Challenging mission ahead
Updated: 2014-03-04 07:54
Both the national people's congress and the National Committee of the Chinese People's Political Consultative Conference will feature shorter sessions this year. But that will in no way lighten their load.
On the contrary, NPC delegates and CPPCC members will find there are more, thornier topics to be discussed this year. Not just because these are the first whole sessions of the national legislature and political advisory body under the new leadership, one that is eager to see changes in almost every aspect. But because this will be a year of severe tests for China and the Chinese people.
The economy has held center stage in the discourse about China's well-being for decades. But even more so this year, because last year's slower growth, while defying pessimistic prior projections, adds a sense of uncertainty and raises the question of whether and how the country's new leadership will prevent the economy from sliding further and make the adjustments it aspires to.

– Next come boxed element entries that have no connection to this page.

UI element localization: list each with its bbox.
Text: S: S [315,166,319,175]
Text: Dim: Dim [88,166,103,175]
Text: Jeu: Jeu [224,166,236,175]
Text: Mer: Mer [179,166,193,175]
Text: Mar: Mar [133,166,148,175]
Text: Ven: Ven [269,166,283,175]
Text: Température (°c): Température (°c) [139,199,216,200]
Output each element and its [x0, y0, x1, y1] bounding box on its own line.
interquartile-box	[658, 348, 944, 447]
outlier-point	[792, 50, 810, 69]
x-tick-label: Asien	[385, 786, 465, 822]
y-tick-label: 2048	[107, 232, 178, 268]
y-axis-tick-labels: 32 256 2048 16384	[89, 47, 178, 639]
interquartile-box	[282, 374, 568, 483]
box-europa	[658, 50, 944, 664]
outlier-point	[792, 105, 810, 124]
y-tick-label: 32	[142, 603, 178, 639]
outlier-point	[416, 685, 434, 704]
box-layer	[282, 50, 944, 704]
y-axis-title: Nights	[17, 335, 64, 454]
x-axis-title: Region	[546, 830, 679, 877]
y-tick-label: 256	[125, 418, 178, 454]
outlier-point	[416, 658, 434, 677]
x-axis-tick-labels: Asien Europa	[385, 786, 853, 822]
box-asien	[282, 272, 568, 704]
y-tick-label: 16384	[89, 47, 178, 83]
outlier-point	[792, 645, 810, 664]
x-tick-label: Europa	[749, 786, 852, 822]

No deliberation on economic pursuits will be complete without reflecting on our problematic approach to development. The toxic haze covering Beijing serves as a fitting reminder that we must change course. Discussions on ways to anchor and refine our economy can help navigate a more sustainable way forward, and the NPC and CPPCC must act to make the pledges of pollution control executable.
The frequent dismissals of high-ranking officials have rallied public opinion around the Xi Jinping-Li Keqiang duet. Yet as Xi has clearly indicated, the crackdown on corrupt individuals needs the support of "locking powers up in the cage of systems". Systems that make sure those in positions of power, as Xi put it, are not willing to, dare not to, and cannot abuse their power. The NPC and CPPCC should set fine examples in the national discourse on institutionalizing corruption control.
By displaying a strong national will to take on vested interests, the two sessions may inject an essential sense of justice and fairness into further reforms, which will win crucial public favor for their implementation.
The heinous killings at the Kunming railway station on March 1 have also raised a heavy topic for the sessions. There has to be an operational national strategy for homeland security, and this strategy should not be limited to ex post facto crisis control.